NAIROBI (AFP) — The Kenyan government has signed a contract with a Swedish firm to look for oil and natural gas in the country's northwestern Lake Turkana basin, an official statement said Saturday.

Under the deal inked Friday, Lundin Petroleum of Sweden will explore oil deposits in the lake's Anza Basin for the next four years, state-run Kenya Broadcasting Corporation quoted Energy Minister Kiraitu Murungi as saying.

The basin, covering an area of some 14,748 square kilometers, is an extension of the prolific Muglad Basin of Sudan, which has recoverable reserves of at least 300 million barrels of oil.

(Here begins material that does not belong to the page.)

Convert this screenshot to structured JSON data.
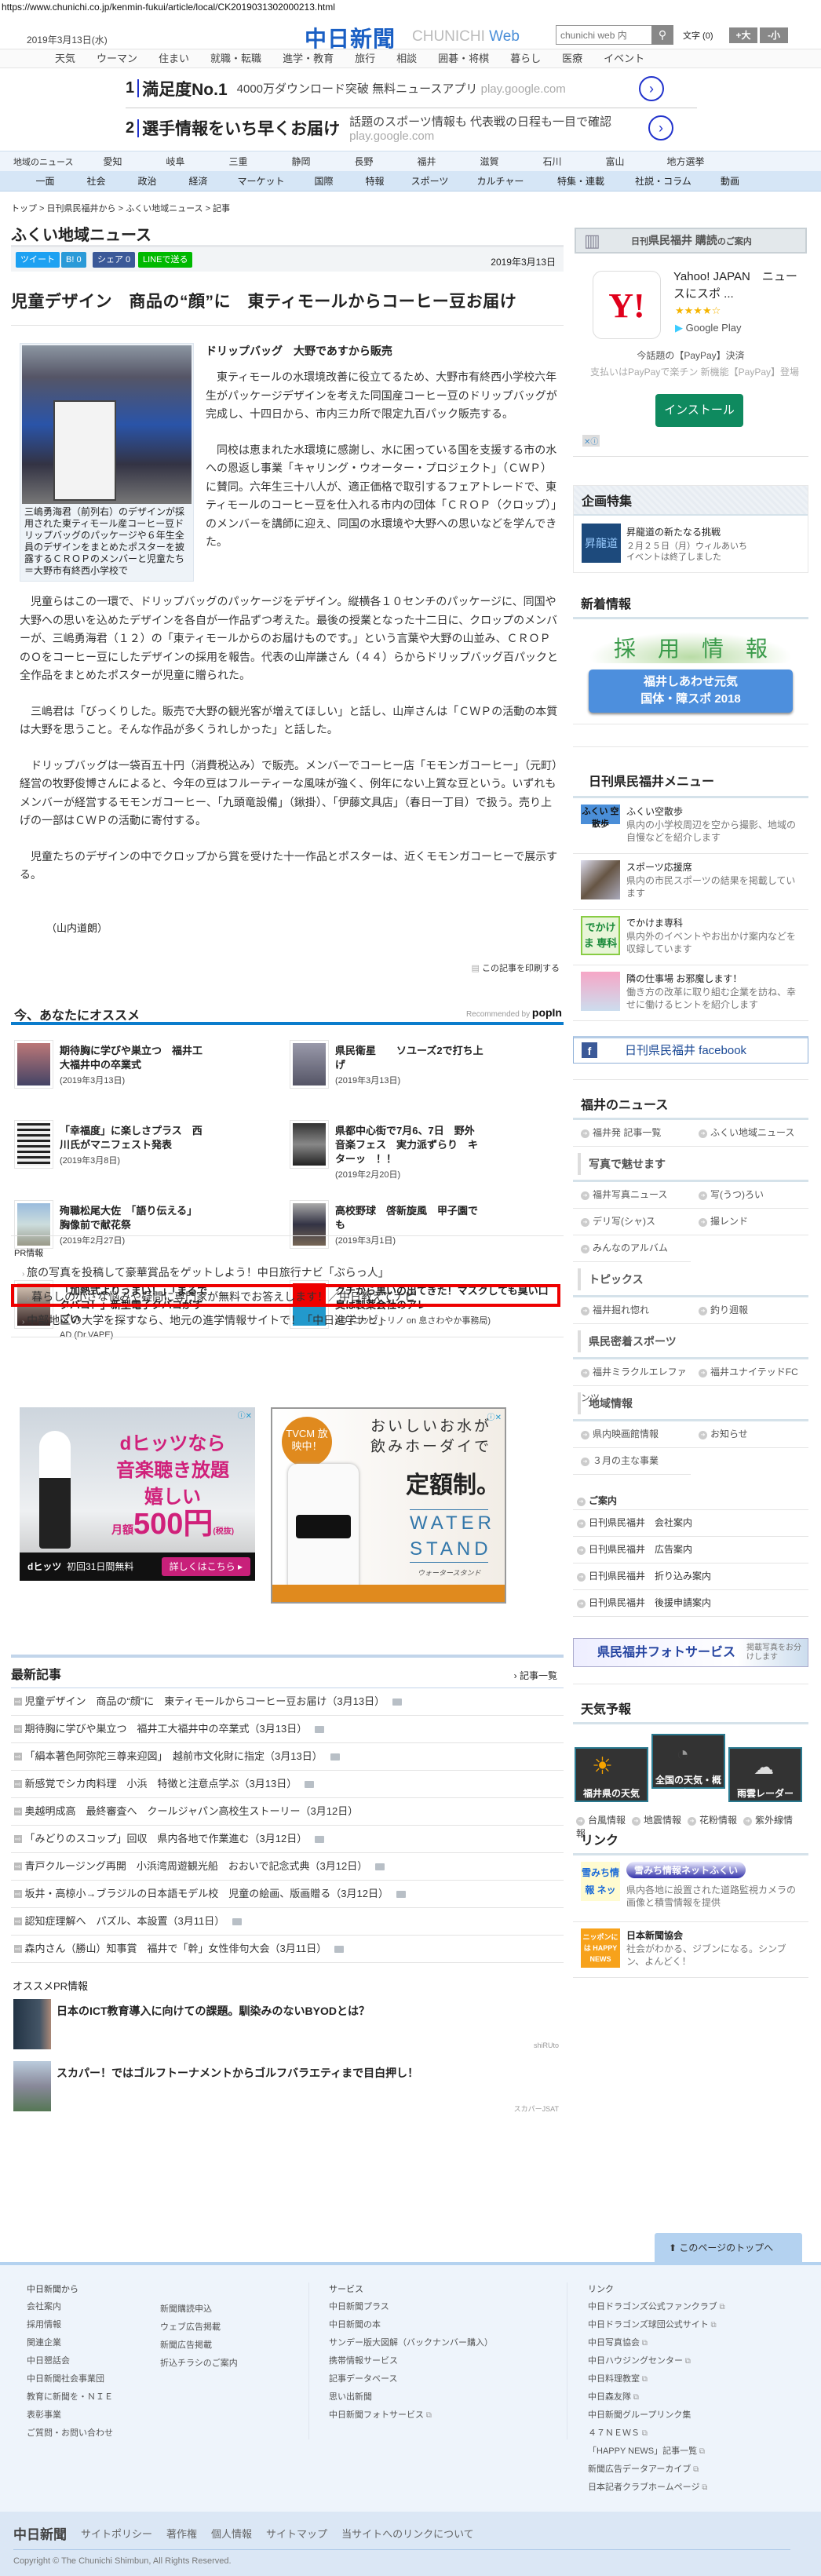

Murungi said Kenya's northwestern area is likely to have oil deposits after the discovery of oil and gas in neighbouring southern Sudan and along the Uganda-Democratic Republic of Congo border.

Lundin Petroleum chief executive Ashley Heppenstall said oil exploration carried out in the 1980s in northeastern region yielded indicators of possible oil or gas deposits.

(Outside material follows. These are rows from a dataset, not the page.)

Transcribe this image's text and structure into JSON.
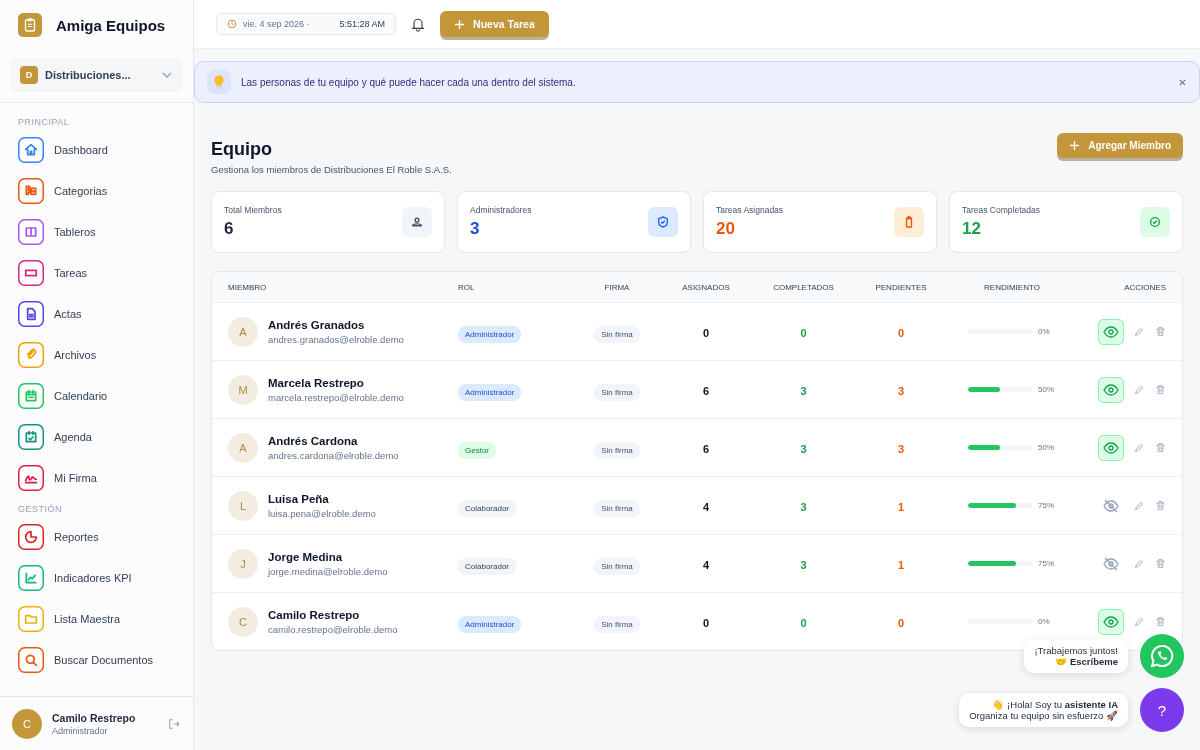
{
  "app": {
    "name": "Amiga Equipos"
  },
  "org": {
    "initial": "D",
    "name": "Distribuciones..."
  },
  "topbar": {
    "date": "vie. 4 sep 2026 ·",
    "time": "5:51:28 AM",
    "new_task": "Nueva Tarea"
  },
  "sidebar": {
    "sections": [
      {
        "title": "PRINCIPAL",
        "items": [
          {
            "label": "Dashboard",
            "color": "#3b82f6"
          },
          {
            "label": "Categorias",
            "color": "#ea580c"
          },
          {
            "label": "Tableros",
            "color": "#a855f7"
          },
          {
            "label": "Tareas",
            "color": "#db2777"
          },
          {
            "label": "Actas",
            "color": "#4f46e5"
          },
          {
            "label": "Archivos",
            "color": "#f59e0b"
          },
          {
            "label": "Calendario",
            "color": "#22c55e"
          },
          {
            "label": "Agenda",
            "color": "#0d9488"
          },
          {
            "label": "Mi Firma",
            "color": "#e11d48"
          }
        ]
      },
      {
        "title": "GESTIÓN",
        "items": [
          {
            "label": "Reportes",
            "color": "#dc2626"
          },
          {
            "label": "Indicadores KPI",
            "color": "#10b981"
          },
          {
            "label": "Lista Maestra",
            "color": "#eab308"
          },
          {
            "label": "Buscar Documentos",
            "color": "#ea580c"
          }
        ]
      }
    ]
  },
  "user": {
    "initial": "C",
    "name": "Camilo Restrepo",
    "role": "Administrador"
  },
  "banner": {
    "text": "Las personas de tu equipo y qué puede hacer cada una dentro del sistema."
  },
  "page": {
    "title": "Equipo",
    "subtitle": "Gestiona los miembros de Distribuciones El Roble S.A.S.",
    "add_button": "Agregar Miembro"
  },
  "stats": [
    {
      "label": "Total Miembros",
      "value": "6",
      "color": "#1f2937"
    },
    {
      "label": "Administradores",
      "value": "3",
      "color": "#1d4ed8"
    },
    {
      "label": "Tareas Asignadas",
      "value": "20",
      "color": "#ea580c"
    },
    {
      "label": "Tareas Completadas",
      "value": "12",
      "color": "#16a34a"
    }
  ],
  "table": {
    "columns": [
      "MIEMBRO",
      "ROL",
      "FIRMA",
      "ASIGNADOS",
      "COMPLETADOS",
      "PENDIENTES",
      "RENDIMIENTO",
      "ACCIONES"
    ],
    "rows": [
      {
        "initial": "A",
        "name": "Andrés Granados",
        "email": "andres.granados@elroble.demo",
        "role": {
          "label": "Administrador",
          "color": "#dbeafe"
        },
        "signature": "Sin firma",
        "assigned": "0",
        "completed": "0",
        "pending": "0",
        "level": 0,
        "percent": "0%",
        "visible": true
      },
      {
        "initial": "M",
        "name": "Marcela Restrepo",
        "email": "marcela.restrepo@elroble.demo",
        "role": {
          "label": "Administrador",
          "color": "#dbeafe"
        },
        "signature": "Sin firma",
        "assigned": "6",
        "completed": "3",
        "pending": "3",
        "level": 0.5,
        "percent": "50%",
        "visible": true
      },
      {
        "initial": "A",
        "name": "Andrés Cardona",
        "email": "andres.cardona@elroble.demo",
        "role": {
          "label": "Gestor",
          "color": "#dcfce7"
        },
        "signature": "Sin firma",
        "assigned": "6",
        "completed": "3",
        "pending": "3",
        "level": 0.5,
        "percent": "50%",
        "visible": true
      },
      {
        "initial": "L",
        "name": "Luisa Peña",
        "email": "luisa.pena@elroble.demo",
        "role": {
          "label": "Colaborador",
          "color": "#f1f5f9"
        },
        "signature": "Sin firma",
        "assigned": "4",
        "completed": "3",
        "pending": "1",
        "level": 0.75,
        "percent": "75%",
        "visible": false
      },
      {
        "initial": "J",
        "name": "Jorge Medina",
        "email": "jorge.medina@elroble.demo",
        "role": {
          "label": "Colaborador",
          "color": "#f1f5f9"
        },
        "signature": "Sin firma",
        "assigned": "4",
        "completed": "3",
        "pending": "1",
        "level": 0.75,
        "percent": "75%",
        "visible": false
      },
      {
        "initial": "C",
        "name": "Camilo Restrepo",
        "email": "camilo.restrepo@elroble.demo",
        "role": {
          "label": "Administrador",
          "color": "#dbeafe"
        },
        "signature": "Sin firma",
        "assigned": "0",
        "completed": "0",
        "pending": "0",
        "level": 0,
        "percent": "0%",
        "visible": true
      }
    ]
  },
  "whatsapp_bubble": {
    "text": "¡Trabajemos juntos!\n🤝 **Escríbeme**"
  },
  "assistant_bubble": {
    "text": "👋 ¡Hola! Soy tu **asistente IA**\nOrganiza tu equipo sin esfuerzo 🚀"
  },
  "help_button": {
    "label": "?"
  }
}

"With the addition of this exciting block, Lundin Petroleum continues to expand our strategic exploration position in East Africa, which to date, includes blocks in Sudan, Ethiopia, and Kenya," Heppenstall explained in a statement seen by AFP.

"Past exploration efforts dating back to the late 1980s have proven the existence of excellent quality, oil-prone source rocks, oil-saturated sandstone reservoirs, and a multitude of structural traps which remain undrilled," the statement added.

Under the agreement, Lundin Petroleum will be the sole operator under the Block 10A Production Sharing Contract (PSC), with the Kenyan government having an option to participate with up to a 13 percent interest in case of a discovery.

Lundin Petroleum, listed in the Nordic exchange, is an independent oil and gas exploration and production firm, operating in Europe, Africa, Russia and the Far East.

Nearby to the Lundin exploration block, energy giant Royal Dutch Shell said in the mid-1980s there were signs of oil deposits in Erie Springs on the shores of Lake Turkana.

And a geological research by Kenya's energy ministry showed a sufficient amount of petroleum source material -- organic carbon rocks, reservoir rocks and trap rocks -- for there to be oil in the Turkana region.

Although Royal Dutch Shell abandoned the effort after running out of funds in 1992, Kenyan authorities continued to believe the prospects for finding oil in the region were good.

Last year, the state-run China National Offshore Oil Corporation (CNOOC) signed an agreement to look for oil in the country's Indian Ocean waters, covering six blocks covering 115,343 square kilometers (44,534 square miles).

Kenya currently imports most of its oil from Sudan, whose fielding were said to fuel the country's two decade civil that ended in 2005.

In September 2003, the Australian oil and gas firm Woodside Energy began a five-million-dollar exploration project on its assigned block off Kenya's Indian Ocean coast after experts said there were "massive prospects" under those waters.